Celebrating nearly a century of women’s right to vote, Sarah Gavron’s Suffragette is an important and inspirational film on democracy in action.

The Women

by Alexa Dalby

Suffragette

CAUTION: Here be spoilers

Suffragette is scripted and shot as urgently if it’s a contemporary story. And that’s the point – the struggle for equality is still relevant worldwide. Set in 1912 when women’s fight for the right to vote became violent, it centres on the fictional character of working-class Maud (Carey Mulligan, subtle and poignant, dominating the film), who gets swept up into the women’s suffrage movement by co-worker Violet (strident and abused Anne-Marie Duff). Fired up by a rebel-rousing speech by Emmeline Pankhurst (Meryl Streep in a Thatcherish cameo), Maud gets drawn in so deeply that in the end she loses everything.

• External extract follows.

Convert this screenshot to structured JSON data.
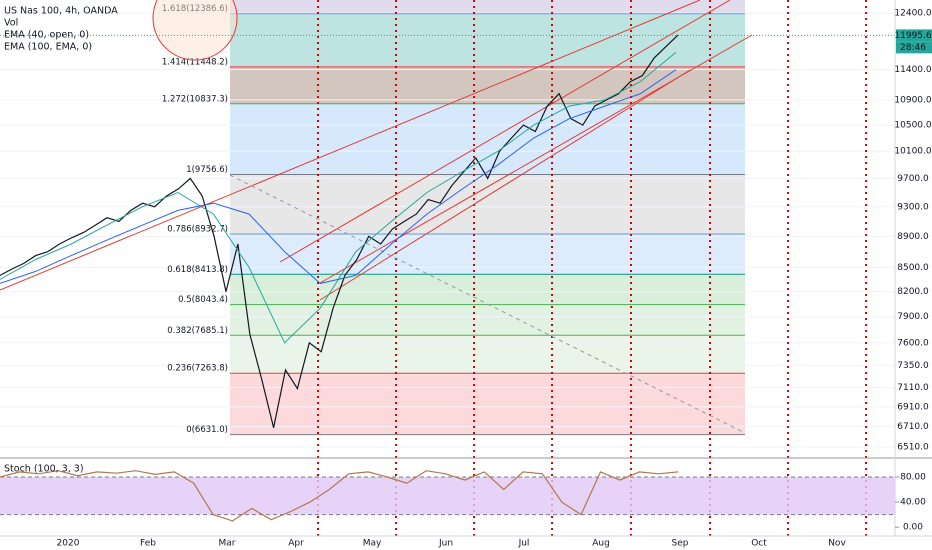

Director Sarah Gavron and writer Abi Morgan don’t spare us the overriding sexist male hostility and ridicule, the excessive police brutality nor the horror of force feeding, even if it sometimes feels like an unconnected series of incidents. Mulligan’s Everywoman is a reminder that women’s suffrage wasn’t just a middle class movement, and she has to bear the burden of many issues compressed into one person – as if the true stories were not enough in themselves. However, the film still impresses as inspirational, important and must-see – particularly moving when the funeral of the movement’s martyr, Emily Davidson, segues into archive footage of crowds of white-garbed suffragette mourners. Shots which finally gave them the publicity they sought.